Une autre raison sur laquelle s’est appuyée l’Eglise pour reconnaître les trois voyantes comme authentiques, c’est que leur message rejoint avec satisfaction les Saintes Ecritures et la Tradition vivante de l’Eglise.

 

L’Evêque de Gikongoro poursuit son argumentation en ces termes : « Dans l’appréciation des faits et des messages, seules les apparitions publiques sont à prendre en considération. Sont publiques les apparitions qui ont eu lieu en présence de plusieurs témoins, ce qui ne veut pas dire nécessairement une foule. Le temps fort de ces apparitions s’est terminé avec l’année 1983. Tout le reste qui s’est dit ou fait après cette date à Kibeho n’a en vérité apporté rien de nouveau par rapport à ce qui était déjà connu auparavant, que ce soit au point de vue des messages ou des signes de crédibilité. Même dans le cas d’Alphonsine qui a pourtant continué d’attirer du monde jusqu’à la fin de ses apparitions».

 

 

 

Cependant, en dehors des raisons ci-dessus reprises, il existe aussi des signes de crédibilité qui ont fait retenir les trois voyantes.

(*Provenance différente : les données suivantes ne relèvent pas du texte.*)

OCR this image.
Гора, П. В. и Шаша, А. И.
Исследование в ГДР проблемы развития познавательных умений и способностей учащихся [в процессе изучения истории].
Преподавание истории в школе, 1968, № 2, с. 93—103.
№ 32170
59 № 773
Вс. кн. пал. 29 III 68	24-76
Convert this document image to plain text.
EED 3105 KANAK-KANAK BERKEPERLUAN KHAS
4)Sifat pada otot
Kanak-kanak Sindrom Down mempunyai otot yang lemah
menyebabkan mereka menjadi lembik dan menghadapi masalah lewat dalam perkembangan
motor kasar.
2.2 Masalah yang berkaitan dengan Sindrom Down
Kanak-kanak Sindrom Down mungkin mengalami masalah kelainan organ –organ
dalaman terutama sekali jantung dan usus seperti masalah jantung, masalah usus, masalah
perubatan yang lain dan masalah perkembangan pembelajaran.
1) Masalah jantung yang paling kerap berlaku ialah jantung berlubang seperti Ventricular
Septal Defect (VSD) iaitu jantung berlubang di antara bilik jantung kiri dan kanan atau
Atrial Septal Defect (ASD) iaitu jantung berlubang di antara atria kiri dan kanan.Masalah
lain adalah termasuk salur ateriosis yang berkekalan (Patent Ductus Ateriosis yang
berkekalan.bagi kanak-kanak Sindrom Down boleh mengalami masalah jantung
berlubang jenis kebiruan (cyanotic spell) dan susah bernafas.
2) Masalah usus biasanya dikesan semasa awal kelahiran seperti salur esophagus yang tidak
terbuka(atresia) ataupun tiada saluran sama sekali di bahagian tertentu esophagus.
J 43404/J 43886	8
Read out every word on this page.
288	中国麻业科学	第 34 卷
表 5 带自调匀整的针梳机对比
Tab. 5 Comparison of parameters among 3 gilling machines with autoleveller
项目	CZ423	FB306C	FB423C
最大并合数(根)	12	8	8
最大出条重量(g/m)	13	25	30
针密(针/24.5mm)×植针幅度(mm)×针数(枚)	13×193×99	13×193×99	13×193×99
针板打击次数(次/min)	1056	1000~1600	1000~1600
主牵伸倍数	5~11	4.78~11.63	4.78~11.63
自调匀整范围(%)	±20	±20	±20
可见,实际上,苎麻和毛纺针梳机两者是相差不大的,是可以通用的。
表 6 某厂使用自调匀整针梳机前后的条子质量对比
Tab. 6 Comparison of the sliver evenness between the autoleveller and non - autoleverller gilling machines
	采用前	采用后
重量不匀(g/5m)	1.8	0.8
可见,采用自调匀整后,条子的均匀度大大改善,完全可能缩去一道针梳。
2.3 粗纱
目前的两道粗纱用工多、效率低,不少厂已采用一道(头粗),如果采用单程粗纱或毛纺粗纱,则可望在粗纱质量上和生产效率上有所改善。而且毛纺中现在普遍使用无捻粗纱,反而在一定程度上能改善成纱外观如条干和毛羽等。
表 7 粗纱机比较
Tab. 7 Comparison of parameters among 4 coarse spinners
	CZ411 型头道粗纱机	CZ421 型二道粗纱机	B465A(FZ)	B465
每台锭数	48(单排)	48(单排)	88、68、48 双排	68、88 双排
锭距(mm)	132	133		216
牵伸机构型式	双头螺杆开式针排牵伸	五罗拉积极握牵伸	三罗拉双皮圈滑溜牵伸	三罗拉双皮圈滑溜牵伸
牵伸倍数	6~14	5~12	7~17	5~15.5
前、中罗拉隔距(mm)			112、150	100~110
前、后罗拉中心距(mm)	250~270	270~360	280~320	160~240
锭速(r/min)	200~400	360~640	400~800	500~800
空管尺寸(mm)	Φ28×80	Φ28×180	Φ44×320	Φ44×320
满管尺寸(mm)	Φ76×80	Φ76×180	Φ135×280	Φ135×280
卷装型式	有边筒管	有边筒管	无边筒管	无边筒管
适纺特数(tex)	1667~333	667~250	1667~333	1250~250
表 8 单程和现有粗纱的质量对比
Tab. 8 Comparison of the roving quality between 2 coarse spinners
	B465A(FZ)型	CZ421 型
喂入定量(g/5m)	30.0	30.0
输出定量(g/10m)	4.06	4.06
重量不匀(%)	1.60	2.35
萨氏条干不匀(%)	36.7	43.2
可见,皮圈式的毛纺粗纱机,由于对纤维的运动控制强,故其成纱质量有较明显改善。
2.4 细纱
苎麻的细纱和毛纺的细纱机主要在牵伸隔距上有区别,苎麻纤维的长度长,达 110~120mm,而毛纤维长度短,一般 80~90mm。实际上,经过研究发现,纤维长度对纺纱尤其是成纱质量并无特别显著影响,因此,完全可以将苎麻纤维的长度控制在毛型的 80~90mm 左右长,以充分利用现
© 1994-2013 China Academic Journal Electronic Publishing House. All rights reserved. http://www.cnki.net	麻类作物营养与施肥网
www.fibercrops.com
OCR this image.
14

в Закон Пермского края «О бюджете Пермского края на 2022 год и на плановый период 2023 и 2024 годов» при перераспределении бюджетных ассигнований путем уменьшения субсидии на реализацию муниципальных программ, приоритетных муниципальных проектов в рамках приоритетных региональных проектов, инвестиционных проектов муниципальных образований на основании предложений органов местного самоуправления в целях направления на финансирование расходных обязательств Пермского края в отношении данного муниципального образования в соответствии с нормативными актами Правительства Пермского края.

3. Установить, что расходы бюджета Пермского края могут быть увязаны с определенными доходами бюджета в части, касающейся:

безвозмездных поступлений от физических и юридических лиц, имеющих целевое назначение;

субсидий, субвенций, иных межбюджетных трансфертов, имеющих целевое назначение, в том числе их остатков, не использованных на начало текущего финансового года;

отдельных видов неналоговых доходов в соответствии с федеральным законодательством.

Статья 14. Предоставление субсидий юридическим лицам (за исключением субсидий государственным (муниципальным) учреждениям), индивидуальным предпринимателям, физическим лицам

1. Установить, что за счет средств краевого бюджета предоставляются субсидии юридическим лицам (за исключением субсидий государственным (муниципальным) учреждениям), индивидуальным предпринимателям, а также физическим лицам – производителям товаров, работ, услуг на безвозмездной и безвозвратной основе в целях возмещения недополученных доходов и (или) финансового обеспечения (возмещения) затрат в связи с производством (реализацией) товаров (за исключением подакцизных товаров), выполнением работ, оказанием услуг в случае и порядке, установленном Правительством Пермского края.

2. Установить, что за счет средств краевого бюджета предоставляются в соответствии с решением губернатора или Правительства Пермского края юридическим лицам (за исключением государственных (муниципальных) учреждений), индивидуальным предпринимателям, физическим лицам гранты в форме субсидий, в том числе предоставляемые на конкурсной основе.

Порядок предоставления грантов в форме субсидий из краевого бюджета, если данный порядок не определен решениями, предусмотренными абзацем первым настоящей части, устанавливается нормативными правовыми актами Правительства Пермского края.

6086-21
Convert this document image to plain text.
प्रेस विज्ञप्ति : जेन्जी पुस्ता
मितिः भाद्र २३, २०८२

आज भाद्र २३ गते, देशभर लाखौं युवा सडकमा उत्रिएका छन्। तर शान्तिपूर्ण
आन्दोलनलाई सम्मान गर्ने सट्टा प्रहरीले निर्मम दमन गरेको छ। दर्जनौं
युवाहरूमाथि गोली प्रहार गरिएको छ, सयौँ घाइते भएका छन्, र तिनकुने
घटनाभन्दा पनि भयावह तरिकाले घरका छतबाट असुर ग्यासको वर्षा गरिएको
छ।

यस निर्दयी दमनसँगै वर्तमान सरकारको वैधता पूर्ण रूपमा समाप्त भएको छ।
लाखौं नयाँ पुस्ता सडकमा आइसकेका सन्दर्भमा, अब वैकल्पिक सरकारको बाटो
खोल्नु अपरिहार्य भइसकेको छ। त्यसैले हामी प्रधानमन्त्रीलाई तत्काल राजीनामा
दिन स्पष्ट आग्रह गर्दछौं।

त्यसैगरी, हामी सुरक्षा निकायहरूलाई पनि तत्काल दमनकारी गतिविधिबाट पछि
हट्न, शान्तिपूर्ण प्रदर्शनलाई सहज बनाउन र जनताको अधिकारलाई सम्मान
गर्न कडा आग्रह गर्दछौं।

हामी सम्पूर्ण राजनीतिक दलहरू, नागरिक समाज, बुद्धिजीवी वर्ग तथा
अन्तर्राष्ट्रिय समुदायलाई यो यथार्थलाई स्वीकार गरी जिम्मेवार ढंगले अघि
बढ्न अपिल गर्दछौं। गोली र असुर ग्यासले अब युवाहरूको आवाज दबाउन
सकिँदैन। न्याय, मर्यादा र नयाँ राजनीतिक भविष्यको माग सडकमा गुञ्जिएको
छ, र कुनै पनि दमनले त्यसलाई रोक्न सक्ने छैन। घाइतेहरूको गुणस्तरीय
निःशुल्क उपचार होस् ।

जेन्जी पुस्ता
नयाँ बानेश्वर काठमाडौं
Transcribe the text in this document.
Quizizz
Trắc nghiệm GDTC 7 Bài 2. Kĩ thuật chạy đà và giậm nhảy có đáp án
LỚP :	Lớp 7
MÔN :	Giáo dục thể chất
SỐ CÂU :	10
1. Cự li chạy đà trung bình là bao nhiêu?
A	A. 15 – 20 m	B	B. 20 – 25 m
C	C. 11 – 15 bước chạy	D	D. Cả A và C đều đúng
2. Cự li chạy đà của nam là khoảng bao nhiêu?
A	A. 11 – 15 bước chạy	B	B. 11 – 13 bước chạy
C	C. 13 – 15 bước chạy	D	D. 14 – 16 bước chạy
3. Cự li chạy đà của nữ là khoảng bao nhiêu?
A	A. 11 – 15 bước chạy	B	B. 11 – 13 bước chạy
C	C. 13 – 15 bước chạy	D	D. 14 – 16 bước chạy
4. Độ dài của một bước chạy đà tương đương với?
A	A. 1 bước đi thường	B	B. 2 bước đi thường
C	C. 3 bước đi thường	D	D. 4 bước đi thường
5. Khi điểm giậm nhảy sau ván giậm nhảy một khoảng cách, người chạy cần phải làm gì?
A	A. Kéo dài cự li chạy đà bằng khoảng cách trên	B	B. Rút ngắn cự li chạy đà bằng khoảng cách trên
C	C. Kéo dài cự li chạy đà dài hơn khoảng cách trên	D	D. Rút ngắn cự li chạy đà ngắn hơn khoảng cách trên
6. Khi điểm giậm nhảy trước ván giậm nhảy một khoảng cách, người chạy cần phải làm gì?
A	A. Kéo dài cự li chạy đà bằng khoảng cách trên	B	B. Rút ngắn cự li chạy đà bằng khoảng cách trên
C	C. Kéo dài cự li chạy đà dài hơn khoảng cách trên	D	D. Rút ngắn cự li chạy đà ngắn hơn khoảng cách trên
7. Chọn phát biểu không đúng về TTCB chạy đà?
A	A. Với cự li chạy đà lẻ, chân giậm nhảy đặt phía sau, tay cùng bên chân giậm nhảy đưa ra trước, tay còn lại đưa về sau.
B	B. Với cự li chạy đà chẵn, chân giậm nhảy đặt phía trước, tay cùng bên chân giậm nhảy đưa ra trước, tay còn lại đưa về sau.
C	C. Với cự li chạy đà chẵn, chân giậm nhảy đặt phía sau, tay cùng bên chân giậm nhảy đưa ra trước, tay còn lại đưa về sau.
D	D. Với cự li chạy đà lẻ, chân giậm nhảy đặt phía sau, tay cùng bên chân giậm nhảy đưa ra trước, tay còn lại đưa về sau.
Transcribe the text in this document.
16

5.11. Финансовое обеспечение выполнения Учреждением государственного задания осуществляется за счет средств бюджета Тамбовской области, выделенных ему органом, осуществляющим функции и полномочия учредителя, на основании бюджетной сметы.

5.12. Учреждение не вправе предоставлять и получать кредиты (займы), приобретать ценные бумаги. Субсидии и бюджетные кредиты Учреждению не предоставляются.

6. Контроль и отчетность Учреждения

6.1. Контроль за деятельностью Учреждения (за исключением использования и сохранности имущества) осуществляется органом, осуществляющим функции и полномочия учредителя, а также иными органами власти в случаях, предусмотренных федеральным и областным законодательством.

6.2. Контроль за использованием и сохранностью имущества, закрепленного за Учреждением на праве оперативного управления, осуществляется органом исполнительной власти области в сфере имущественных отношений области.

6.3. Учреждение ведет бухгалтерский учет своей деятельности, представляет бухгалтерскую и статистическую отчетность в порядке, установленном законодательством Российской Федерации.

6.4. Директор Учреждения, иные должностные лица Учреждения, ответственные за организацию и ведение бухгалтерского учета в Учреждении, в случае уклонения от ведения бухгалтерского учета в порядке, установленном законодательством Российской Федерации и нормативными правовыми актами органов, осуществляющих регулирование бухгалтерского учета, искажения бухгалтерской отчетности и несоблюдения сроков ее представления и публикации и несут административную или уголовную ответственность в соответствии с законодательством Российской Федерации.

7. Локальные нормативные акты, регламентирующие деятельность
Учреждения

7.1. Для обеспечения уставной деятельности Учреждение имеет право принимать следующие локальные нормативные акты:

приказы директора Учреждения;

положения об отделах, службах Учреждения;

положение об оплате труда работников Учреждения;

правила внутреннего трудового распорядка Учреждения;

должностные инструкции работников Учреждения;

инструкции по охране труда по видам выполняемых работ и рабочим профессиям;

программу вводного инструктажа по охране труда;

Parmi ces signes, on peut retenir les suivants :

 

 

1) la bonne santé mentale, l’équilibre humain, la lucidité et la sincérité des voyantes attestés par les conclusions de la commission des médecins, comprenant un psychiatre ;

 

2) le climat vraiment pieux et sincère dans lequel se sont déroulés ces événements ;

 

3) une absence de recherche du sensationnel chez les voyantes : ce qui peut signifier que les apparitions ne se produisaient pas de façon automatique ou bien téléguidée ;

 

4) la non-contradiction des voyantes quant aux messages et aux comportements ;

 

5) la réalité des extases qui n’ont rien de maladif ou d’hystérique, après les différents tests et examens effectués par les commissions ;

 

6) le naturel, la cohérence et la simplicité des « dialogues » avec l’apparition ;

 

7) le fait que certaines paroles qui ont été dites manifestaient un niveau supérieur à la culture et à la formation religieuse des personnes qui les ont dites ;

 

8) le phénomène de « voyages mystiques » pour Alphonsine d’abord (le 26 mars 1982) et pour Nathalie ensuite (le 30 octobre 1982) ;

 

9) la journée du 15 août 1982 qui fut marquée, notamment, contre toute attente, par des visions effroyables qui, dans la suite, se sont avérées prophétiques au vu des drames humains vécus au Rwanda et dans l’ensemble des pays de notre région des Grands Lacs ces dernières années;

 

10) jeûne extraordinaire de Nathalie pendant le Carême de 1983, rigoureusement surveillé par la commission médicale dont les membres n’étaient pas tous des Catholiques ni des Catholiques pratiquants ;

 

11) mais surtout le message de Kibeho dont le contenu reste cohérent, pertinent et orthodoxe ;

 

12) les fruits spirituels déjà suscités par ces événements à travers le pays et même à l’étranger.